After we review and typeset your original copy, we hand both the original and the typeset versions over to a team of two readers. The first proofreader reads aloud from the original, and the other proofreader follows along with the typeset proof, inserting notations as necessary. This method feeds the text through four mental screening processes: read the original, convert to spoken language, listen to the verbalized text, and match to the visualized typeset copy. The technique is “old school,” and it is the only process thorough enough for a Supreme Court filing.

And they’re fast. A proofreading team can typically read, annotate and process about 25 formatted pages an hour.

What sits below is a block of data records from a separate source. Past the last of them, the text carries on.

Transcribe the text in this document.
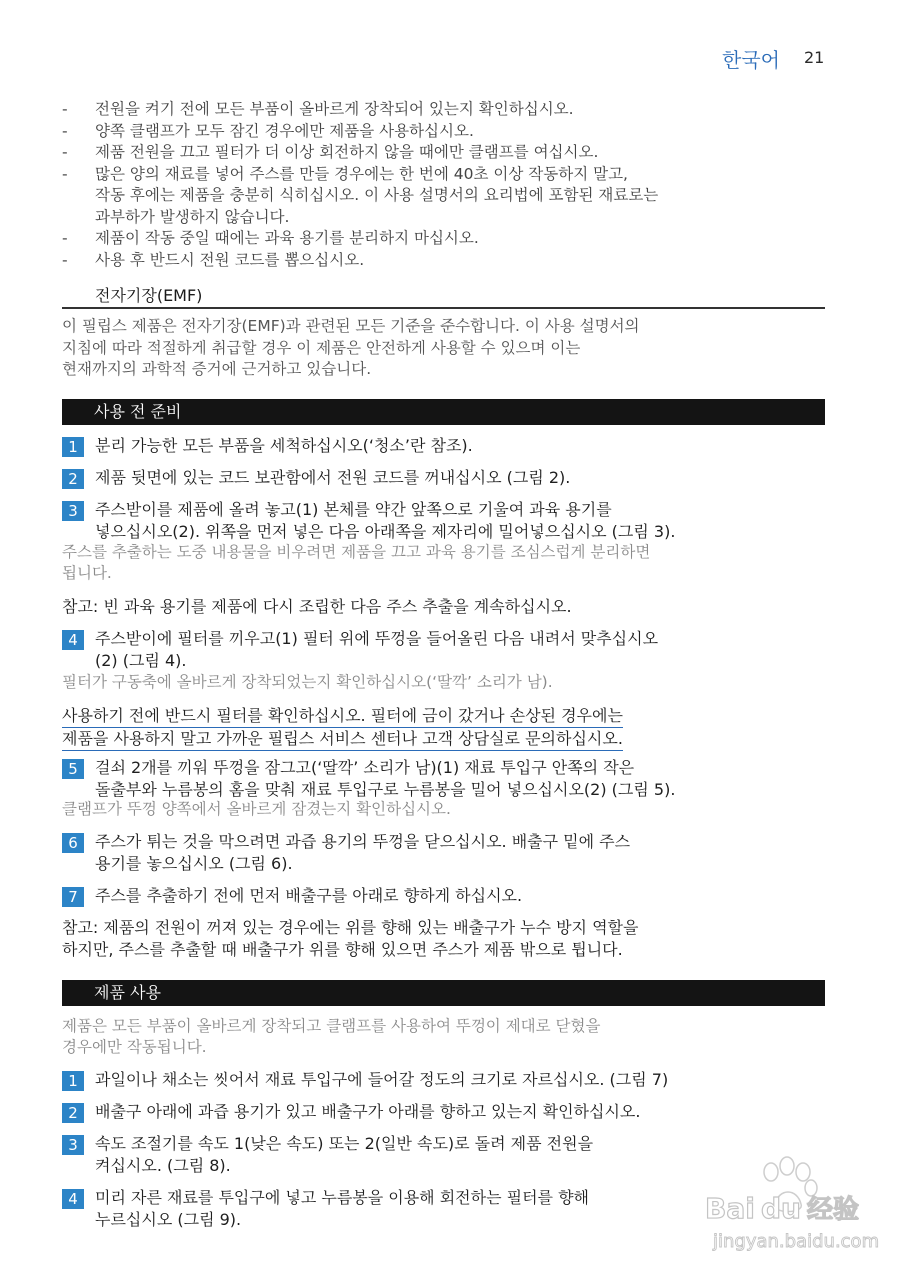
한국어 21
- 전원을 켜기 전에 모든 부품이 올바르게 장착되어 있는지 확인하십시오.
- 양쪽 클램프가 모두 잠긴 경우에만 제품을 사용하십시오.
- 제품 전원을 끄고 필터가 더 이상 회전하지 않을 때에만 클램프를 여십시오.
- 많은 양의 재료를 넣어 주스를 만들 경우에는 한 번에 40초 이상 작동하지 말고,
작동 후에는 제품을 충분히 식히십시오. 이 사용 설명서의 요리법에 포함된 재료로는
과부하가 발생하지 않습니다.
- 제품이 작동 중일 때에는 과육 용기를 분리하지 마십시오.
- 사용 후 반드시 전원 코드를 뽑으십시오.
전자기장(EMF)
이 필립스 제품은 전자기장(EMF)과 관련된 모든 기준을 준수합니다. 이 사용 설명서의
지침에 따라 적절하게 취급할 경우 이 제품은 안전하게 사용할 수 있으며 이는
현재까지의 과학적 증거에 근거하고 있습니다.
사용 전 준비
1	분리 가능한 모든 부품을 세척하십시오(‘청소’란 참조).
2	제품 뒷면에 있는 코드 보관함에서 전원 코드를 꺼내십시오 (그림 2).
3	주스받이를 제품에 올려 놓고(1) 본체를 약간 앞쪽으로 기울여 과육 용기를
넣으십시오(2). 위쪽을 먼저 넣은 다음 아래쪽을 제자리에 밀어넣으십시오 (그림 3).
주스를 추출하는 도중 내용물을 비우려면 제품을 끄고 과육 용기를 조심스럽게 분리하면
됩니다.
참고: 빈 과육 용기를 제품에 다시 조립한 다음 주스 추출을 계속하십시오.
4	주스받이에 필터를 끼우고(1) 필터 위에 뚜껑을 들어올린 다음 내려서 맞추십시오
(2) (그림 4).
필터가 구동축에 올바르게 장착되었는지 확인하십시오(‘딸깍’ 소리가 남).
사용하기 전에 반드시 필터를 확인하십시오. 필터에 금이 갔거나 손상된 경우에는
제품을 사용하지 말고 가까운 필립스 서비스 센터나 고객 상담실로 문의하십시오.
5	걸쇠 2개를 끼워 뚜껑을 잠그고(‘딸깍’ 소리가 남)(1) 재료 투입구 안쪽의 작은
돌출부와 누름봉의 홈을 맞춰 재료 투입구로 누름봉을 밀어 넣으십시오(2) (그림 5).
클램프가 뚜껑 양쪽에서 올바르게 잠겼는지 확인하십시오.
6	주스가 튀는 것을 막으려면 과즙 용기의 뚜껑을 닫으십시오. 배출구 밑에 주스
용기를 놓으십시오 (그림 6).
7	주스를 추출하기 전에 먼저 배출구를 아래로 향하게 하십시오.
참고: 제품의 전원이 꺼져 있는 경우에는 위를 향해 있는 배출구가 누수 방지 역할을
하지만, 주스를 추출할 때 배출구가 위를 향해 있으면 주스가 제품 밖으로 튑니다.
제품 사용
제품은 모든 부품이 올바르게 장착되고 클램프를 사용하여 뚜껑이 제대로 닫혔을
경우에만 작동됩니다.
1	과일이나 채소는 씻어서 재료 투입구에 들어갈 정도의 크기로 자르십시오. (그림 7)
2	배출구 아래에 과즙 용기가 있고 배출구가 아래를 향하고 있는지 확인하십시오.
3	속도 조절기를 속도 1(낮은 속도) 또는 2(일반 속도)로 돌려 제품 전원을
켜십시오. (그림 8).
4	미리 자른 재료를 투입구에 넣고 누름봉을 이용해 회전하는 필터를 향해
누르십시오 (그림 9).	Bai du 经验
jingyan.baidu.com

A proofreader’s job is not to correct the text, but to note possible errors for the drafter to consider. When proofreaders encounter a potential problem—whether it be a language, grammar, formatting, or rule compliance issue—they annotate the typeset proof with special marks that concisely identify their concern or question. You can see a few of the more common proofreaders’ marks here. After reviewing the annotated proof, the drafter can then discuss changes with our corrections specialists, who will make the final adjustments before printing.

Professional proofreading is not for everyone. It requires focus and stamina. And the best readers can maintain a critical distance from the subjects they read. Supreme Court briefing can be dry and technical, or it can be profound and emotional. A proofreader must be able to expertly evaluate the text regardless of the nature of the document.

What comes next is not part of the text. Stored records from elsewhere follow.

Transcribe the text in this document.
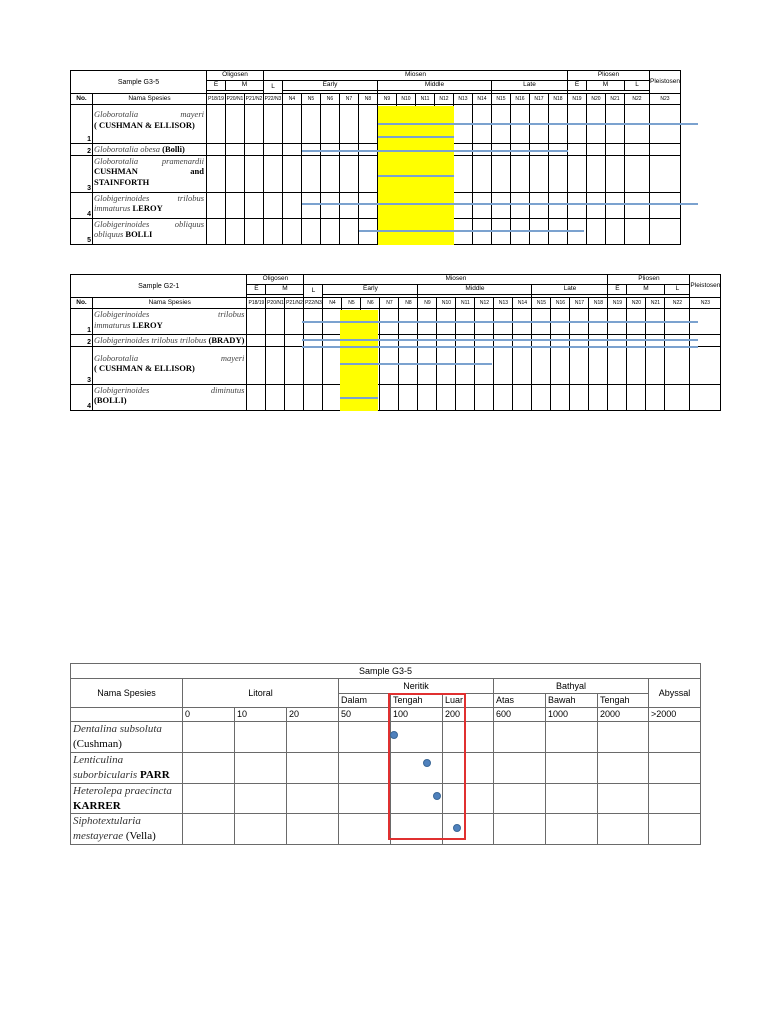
Sample G3-5		Oligosen			Miosen																Pliosen				Pleistosen
		E	M		L	Early					Middle						Late				E	M		L	

No.	Nama Spesies	P18/19	P20/N1	P21/N2	P22/N3	N4	N5	N6	N7	N8	N9	N10	N11	N12	N13	N14	N15	N16	N17	N18	N19	N20	N21	N22	N23
1	Globorotalia mayeri
( CUSHMAN & ELLISOR)																								
2	Globorotalia obesa (Bolli)																								
3	Globorotalia pramenardii
CUSHMAN and STAINFORTH																								

4	Globigerinoides trilobus
immaturus LEROY																								
5	Globigerinoides obliquus
obliquus BOLLI																								
Sample G2-1		Oligosen			Miosen																Pliosen				Pleistosen
		E	M		L	Early					Middle						Late				E	M		L	

No.	Nama Spesies	P18/19	P20/N1	P21/N2	P22/N3	N4	N5	N6	N7	N8	N9	N10	N11	N12	N13	N14	N15	N16	N17	N18	N19	N20	N21	N22	N23
1	Globigerinoides trilobus
immaturus LEROY																								
2	Globigerinoides trilobus trilobus (BRADY)																								
3	Globorotalia mayeri
( CUSHMAN & ELLISOR)																								
4	Globigerinoides diminutus
(BOLLI)																								
Sample G3-5										
Nama Spesies	Litoral			Neritik			Bathyal			Abyssal
				Dalam	Tengah	Luar	Atas	Bawah	Tengah	
	0	10	20	50	100	200	600	1000	2000	>2000
Dentalina subsoluta
(Cushman)										
Lenticulina suborbicularis PARR										
Heterolepa praecincta
KARRER										
Siphotextularia mestayerae (Vella)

In return, Supreme Court brief proofreaders get a rare chance to peer into the inner workings of current events, and watch as they become history. They have read the fine details of the most profound civic controversies of our time, such as gay marriage, Obamacare, campaign finance, gun rights, and capital punishment. They are also privy to a comprehensive survey of the many legal disputes that never make it to the front page. If you want to know what’s going on in America today, ask a Cockle proofreader.

*Spacing between “F.” and “3d,” and a 2- or 3-digit number range style.